So no violence, no initiation of violence. We had, as a subset of no violence, we had no murder, no murder, no rape, no assault, and so on, right?
So we're not coming up with stuff that's massively, weirdly strange yet.
But we have all of these things subsumed under our general non-aggression principle.
Now, we also had property rights.

Self-Ownership and Responsibility for Actions

[14:18] Property rights. Now, rights is a complicated word, and I'm not going to expect that you're going to accept the whole definition of it just on my say-so, but basically, human beings possess self-ownership because only I can make my voice work, and you can't.
And yes, you can hold a gun to my head and make me do this and that and the other, but you still can't directly control my body in the way that I can. in.
And so because I have self-ownership, I have ownership for the products of my actions, both in a positive and negative way.
You can't have ethics if human beings are not responsible for the products of their actions, right?
So if I walk up to you in the street and I strangle you, and then I say, well, I'm not responsible for that, that wouldn't make much sense, right?
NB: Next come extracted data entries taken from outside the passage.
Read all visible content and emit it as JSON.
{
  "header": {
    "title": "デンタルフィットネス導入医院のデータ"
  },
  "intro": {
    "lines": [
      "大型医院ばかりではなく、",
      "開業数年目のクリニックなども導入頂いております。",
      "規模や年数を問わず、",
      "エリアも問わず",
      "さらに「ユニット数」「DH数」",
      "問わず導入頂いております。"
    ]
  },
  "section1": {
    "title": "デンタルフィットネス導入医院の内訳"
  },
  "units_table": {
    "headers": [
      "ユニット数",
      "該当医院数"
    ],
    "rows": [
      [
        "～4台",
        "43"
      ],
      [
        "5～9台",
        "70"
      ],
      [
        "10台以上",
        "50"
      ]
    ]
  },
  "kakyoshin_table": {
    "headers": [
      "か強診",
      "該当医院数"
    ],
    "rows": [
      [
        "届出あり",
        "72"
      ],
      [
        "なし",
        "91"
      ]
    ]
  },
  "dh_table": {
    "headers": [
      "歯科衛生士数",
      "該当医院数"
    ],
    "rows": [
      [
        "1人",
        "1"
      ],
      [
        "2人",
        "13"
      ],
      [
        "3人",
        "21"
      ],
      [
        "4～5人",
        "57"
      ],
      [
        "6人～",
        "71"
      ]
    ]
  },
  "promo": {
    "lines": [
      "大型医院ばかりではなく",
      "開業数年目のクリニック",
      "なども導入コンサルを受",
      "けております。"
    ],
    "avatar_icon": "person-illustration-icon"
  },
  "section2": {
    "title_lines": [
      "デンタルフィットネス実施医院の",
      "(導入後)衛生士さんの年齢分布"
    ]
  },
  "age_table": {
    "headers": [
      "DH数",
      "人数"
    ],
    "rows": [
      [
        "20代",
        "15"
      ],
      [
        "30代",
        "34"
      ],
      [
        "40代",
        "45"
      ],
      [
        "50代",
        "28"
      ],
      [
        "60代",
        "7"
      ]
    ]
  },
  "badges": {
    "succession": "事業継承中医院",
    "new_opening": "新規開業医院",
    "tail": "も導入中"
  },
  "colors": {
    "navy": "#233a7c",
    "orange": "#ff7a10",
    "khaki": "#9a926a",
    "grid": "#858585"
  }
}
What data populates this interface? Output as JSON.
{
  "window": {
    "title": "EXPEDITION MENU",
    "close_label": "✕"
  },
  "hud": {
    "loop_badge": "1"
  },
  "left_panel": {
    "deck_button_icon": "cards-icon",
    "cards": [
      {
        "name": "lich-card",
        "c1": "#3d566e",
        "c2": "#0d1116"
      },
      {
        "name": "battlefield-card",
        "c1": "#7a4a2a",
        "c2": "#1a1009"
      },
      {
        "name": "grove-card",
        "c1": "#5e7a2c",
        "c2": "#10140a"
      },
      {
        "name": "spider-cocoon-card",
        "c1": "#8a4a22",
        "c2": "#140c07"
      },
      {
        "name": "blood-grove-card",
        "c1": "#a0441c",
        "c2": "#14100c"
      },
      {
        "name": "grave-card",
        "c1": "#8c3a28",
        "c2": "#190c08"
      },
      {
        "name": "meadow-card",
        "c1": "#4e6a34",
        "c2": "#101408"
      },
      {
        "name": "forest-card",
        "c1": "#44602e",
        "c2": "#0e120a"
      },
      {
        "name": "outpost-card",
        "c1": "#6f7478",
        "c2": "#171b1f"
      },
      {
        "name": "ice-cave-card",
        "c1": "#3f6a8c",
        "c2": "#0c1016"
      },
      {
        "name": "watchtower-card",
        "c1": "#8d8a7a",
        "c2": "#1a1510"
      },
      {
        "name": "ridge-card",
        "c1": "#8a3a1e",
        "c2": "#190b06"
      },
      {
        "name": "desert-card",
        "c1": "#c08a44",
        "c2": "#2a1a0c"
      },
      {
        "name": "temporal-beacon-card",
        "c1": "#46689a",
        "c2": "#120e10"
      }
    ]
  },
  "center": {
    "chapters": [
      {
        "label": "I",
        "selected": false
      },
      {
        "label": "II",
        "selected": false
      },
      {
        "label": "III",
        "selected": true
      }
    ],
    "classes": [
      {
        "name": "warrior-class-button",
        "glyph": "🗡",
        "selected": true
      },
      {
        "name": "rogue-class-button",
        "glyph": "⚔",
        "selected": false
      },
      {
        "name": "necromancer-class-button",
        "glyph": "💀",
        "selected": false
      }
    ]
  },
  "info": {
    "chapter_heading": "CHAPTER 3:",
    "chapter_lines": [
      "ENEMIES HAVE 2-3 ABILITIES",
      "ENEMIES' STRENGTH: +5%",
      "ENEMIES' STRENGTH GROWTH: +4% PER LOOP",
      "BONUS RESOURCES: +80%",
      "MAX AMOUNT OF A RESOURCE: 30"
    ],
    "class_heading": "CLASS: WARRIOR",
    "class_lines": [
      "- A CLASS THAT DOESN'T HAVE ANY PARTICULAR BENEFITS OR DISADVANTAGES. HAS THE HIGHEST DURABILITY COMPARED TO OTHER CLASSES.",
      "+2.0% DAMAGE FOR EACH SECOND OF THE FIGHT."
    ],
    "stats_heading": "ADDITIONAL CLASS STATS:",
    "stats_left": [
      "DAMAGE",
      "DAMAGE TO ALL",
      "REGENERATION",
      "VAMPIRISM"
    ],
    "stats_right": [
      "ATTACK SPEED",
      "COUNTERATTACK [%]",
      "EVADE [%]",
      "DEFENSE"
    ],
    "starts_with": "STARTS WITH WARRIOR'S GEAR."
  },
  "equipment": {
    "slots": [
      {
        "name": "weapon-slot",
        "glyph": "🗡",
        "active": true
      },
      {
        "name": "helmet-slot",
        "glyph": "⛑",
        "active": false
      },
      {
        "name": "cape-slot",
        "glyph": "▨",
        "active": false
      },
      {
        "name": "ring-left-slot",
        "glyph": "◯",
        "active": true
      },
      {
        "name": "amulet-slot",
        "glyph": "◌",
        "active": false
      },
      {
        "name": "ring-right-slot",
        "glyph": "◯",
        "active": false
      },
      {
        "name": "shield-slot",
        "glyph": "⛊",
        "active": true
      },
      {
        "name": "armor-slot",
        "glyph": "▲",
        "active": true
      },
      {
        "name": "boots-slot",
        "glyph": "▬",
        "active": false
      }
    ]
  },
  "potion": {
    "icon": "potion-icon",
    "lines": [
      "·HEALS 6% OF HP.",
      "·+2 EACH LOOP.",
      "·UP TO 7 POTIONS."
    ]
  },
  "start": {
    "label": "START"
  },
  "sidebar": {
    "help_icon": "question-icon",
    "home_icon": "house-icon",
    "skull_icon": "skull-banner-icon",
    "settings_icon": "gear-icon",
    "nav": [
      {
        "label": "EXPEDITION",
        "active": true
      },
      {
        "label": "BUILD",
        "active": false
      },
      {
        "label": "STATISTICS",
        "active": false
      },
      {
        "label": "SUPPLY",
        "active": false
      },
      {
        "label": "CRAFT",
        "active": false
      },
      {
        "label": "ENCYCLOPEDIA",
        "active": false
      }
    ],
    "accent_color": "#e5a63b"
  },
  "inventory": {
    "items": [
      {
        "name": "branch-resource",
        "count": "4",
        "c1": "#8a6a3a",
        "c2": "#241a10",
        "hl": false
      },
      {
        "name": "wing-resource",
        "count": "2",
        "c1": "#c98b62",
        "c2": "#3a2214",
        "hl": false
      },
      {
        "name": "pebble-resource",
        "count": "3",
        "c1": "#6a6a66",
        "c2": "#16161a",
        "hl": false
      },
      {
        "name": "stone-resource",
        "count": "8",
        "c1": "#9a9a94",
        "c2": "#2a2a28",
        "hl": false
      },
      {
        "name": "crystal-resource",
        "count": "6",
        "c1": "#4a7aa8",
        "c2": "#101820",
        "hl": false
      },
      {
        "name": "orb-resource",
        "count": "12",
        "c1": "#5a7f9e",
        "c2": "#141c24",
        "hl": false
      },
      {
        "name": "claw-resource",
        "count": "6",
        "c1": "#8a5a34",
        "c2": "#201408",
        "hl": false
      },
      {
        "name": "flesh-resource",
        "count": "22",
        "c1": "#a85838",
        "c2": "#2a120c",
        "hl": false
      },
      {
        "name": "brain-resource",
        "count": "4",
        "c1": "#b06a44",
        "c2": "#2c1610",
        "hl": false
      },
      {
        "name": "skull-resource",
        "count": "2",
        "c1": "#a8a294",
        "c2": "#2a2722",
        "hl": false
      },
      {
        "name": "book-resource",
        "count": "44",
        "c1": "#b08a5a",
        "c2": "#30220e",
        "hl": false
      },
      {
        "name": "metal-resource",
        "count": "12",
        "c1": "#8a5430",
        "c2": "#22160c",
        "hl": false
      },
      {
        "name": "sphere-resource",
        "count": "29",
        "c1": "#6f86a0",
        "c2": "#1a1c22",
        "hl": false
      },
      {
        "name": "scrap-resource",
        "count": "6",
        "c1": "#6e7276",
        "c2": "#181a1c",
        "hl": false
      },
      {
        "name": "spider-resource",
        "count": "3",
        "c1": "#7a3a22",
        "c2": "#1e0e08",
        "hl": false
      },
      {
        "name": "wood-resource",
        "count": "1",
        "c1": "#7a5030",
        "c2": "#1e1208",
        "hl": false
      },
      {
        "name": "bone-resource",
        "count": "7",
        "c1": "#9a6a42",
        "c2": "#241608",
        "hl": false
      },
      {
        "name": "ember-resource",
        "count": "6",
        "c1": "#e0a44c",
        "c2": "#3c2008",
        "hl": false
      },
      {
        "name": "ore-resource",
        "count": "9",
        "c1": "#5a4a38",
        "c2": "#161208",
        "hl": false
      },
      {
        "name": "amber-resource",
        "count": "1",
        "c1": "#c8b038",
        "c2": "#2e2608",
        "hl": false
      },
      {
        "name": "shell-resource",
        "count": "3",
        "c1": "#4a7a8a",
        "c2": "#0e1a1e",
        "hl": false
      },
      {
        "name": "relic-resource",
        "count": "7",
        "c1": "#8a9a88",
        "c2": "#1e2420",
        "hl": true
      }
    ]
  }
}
If nobody was responsible for anything.

[14:59] But if I'm responsible for the effects of my actions in terms of ethics, in terms of strangling or raping or killing someone, then surely I'm also responsible and have ownership of, if I have ownership of my actions in a moral sense, I surely have ownership of my actions in a product or property sense, right?
So if I go and, you know, as Locke, as I think Adam Smith says, or Locke says, you strip a piece of wood from an unowned tree and you make a bow, then of course you have created something and it's an effect of your action, so you have the right to dispose of it.
And of course fundamentally, right, because property rights are that which are associated with human beings, and we'll not so much talk about the property rights of sea urchins just now, but because property rights are associated with human beings, right?

[15:49] Right, so we got a bunch of people slightly descending size.
We have a bunch of people, right, so either each of these people.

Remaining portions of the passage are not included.